Beneath, in the 
silent waters, another town, also illuminated, seemed to descend into 
the depths of the abyss. The night was balmy, pure, delicious; the 
atmosphere laden with the perfume of flowers came wafted to us from 
the mountains. From the "tea houses" and other nocturnal resorts, the 
sound of guitars reached our ears, seeming in the distance the sweetest 
of music. And the whirr of the cicalas--which, in Japan, is one of the 
continuous noises of life, and which in a few days we shall no longer 
even be aware of, so completely is it the background and foundation of 
all the other terrestrial sounds--was sonorous, incessant, softly 
monotonous, just like the cascade of a crystal waterfall. 
 
III. 
The next day the rain came down in torrents, a regular downpour, 
merciless and unceasing, blinding and drenching everything,--a thick 
rain so dense that it was impossible to see through it from one end of 
the vessel to the other. It seemed as though the clouds of the whole 
world had amassed themselves in Nagasaki bay, and had chosen this 
great green funnel to stream down to their hearts' content. And it rained, 
it rained, it became almost as dark as night, so thickly did the rain fall. 
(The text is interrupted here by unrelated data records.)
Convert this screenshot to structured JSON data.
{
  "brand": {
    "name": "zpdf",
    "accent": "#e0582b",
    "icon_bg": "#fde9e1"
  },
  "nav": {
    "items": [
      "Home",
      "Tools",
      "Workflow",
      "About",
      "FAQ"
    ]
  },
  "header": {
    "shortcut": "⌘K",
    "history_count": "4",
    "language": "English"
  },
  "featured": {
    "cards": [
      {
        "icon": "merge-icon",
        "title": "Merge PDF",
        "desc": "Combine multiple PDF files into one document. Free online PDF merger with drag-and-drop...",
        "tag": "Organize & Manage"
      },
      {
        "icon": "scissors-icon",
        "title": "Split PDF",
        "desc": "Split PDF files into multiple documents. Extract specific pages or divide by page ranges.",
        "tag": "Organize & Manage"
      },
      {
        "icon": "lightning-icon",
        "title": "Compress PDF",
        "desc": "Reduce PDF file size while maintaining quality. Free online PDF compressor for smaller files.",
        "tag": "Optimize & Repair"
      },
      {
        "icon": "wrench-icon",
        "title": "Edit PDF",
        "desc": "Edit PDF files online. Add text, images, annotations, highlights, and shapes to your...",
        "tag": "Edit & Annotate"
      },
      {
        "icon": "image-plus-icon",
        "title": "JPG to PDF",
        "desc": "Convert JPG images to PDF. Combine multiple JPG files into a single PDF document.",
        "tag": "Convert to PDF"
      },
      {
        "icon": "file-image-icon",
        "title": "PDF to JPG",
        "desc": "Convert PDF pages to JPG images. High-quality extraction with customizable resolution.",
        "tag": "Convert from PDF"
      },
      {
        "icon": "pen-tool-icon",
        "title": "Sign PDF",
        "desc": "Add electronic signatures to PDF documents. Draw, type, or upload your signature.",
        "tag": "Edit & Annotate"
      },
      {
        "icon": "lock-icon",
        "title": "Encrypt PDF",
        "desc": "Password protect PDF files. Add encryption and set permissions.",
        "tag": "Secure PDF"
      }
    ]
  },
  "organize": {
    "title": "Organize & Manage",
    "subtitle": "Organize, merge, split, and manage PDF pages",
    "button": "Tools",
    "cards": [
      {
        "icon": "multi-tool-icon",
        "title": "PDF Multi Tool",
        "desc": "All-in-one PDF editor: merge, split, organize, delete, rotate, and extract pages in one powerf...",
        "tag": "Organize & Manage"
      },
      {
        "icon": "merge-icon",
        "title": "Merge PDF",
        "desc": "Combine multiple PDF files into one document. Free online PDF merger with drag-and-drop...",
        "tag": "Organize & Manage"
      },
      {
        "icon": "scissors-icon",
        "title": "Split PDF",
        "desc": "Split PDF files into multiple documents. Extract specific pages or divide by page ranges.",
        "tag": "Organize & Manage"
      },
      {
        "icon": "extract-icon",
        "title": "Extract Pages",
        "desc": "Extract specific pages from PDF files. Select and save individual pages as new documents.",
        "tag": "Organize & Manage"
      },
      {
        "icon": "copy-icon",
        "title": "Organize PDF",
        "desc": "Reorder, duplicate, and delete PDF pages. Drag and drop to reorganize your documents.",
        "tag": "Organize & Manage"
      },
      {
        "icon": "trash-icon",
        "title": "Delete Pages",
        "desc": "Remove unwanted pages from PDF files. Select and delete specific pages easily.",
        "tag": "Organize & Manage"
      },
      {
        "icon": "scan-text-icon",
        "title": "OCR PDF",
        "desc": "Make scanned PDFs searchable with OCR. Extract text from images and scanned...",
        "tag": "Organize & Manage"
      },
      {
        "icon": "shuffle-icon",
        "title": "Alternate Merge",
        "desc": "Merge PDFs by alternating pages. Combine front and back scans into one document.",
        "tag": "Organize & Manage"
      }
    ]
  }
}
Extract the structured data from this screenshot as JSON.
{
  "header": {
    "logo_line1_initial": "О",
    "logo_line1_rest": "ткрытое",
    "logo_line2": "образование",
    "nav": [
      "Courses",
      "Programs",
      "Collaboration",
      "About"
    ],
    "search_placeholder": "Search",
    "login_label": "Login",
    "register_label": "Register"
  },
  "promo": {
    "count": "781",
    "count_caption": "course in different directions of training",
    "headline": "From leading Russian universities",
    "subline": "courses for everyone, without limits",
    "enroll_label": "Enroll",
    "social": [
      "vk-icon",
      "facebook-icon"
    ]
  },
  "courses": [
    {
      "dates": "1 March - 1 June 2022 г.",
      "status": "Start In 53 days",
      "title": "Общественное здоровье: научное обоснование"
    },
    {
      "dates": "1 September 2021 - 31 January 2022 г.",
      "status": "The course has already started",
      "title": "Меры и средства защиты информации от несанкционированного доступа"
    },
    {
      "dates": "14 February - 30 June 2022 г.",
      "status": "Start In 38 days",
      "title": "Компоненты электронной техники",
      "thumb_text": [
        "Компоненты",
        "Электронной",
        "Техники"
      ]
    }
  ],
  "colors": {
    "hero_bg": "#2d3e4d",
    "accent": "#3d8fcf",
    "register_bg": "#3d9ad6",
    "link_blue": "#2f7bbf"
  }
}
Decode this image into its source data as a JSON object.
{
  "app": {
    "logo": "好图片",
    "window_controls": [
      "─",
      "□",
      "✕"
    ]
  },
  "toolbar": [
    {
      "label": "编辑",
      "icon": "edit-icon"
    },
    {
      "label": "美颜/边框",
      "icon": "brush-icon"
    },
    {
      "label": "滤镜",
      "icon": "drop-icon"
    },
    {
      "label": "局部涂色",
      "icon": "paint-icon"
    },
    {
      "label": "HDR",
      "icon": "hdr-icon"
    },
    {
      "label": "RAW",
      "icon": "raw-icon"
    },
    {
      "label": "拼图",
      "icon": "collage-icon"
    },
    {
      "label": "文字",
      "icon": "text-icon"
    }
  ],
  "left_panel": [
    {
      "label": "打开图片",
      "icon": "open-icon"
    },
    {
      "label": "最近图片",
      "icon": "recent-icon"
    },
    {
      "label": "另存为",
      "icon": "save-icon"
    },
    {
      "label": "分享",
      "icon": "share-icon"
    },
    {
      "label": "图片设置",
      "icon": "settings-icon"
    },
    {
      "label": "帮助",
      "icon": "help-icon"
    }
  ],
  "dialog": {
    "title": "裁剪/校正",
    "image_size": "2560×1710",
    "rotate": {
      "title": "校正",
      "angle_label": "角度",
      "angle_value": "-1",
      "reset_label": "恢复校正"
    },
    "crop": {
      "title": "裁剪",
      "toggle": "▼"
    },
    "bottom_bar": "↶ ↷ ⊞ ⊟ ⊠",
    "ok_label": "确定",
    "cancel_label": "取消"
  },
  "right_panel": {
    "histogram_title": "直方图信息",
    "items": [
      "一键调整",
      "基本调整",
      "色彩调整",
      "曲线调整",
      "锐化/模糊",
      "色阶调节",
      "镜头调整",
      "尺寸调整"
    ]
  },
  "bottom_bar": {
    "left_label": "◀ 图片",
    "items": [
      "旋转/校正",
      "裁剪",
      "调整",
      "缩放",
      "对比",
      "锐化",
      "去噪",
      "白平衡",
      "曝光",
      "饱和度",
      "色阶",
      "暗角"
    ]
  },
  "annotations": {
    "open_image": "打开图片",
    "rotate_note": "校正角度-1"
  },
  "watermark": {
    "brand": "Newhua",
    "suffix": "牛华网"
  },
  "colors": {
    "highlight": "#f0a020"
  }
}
Through a veil of crumbled water, we still perceived the base of the 
mountains, but the summits were lost to sight among the great somber
masses weighing down upon us. Above us shreds of clouds, seemingly 
torn from the dark vault, draggled across the trees, like vast gray 
rags,--continually melting away in water, torrents of water. There was 
wind too, and it howled through the ravines with a deep-sounding tone. 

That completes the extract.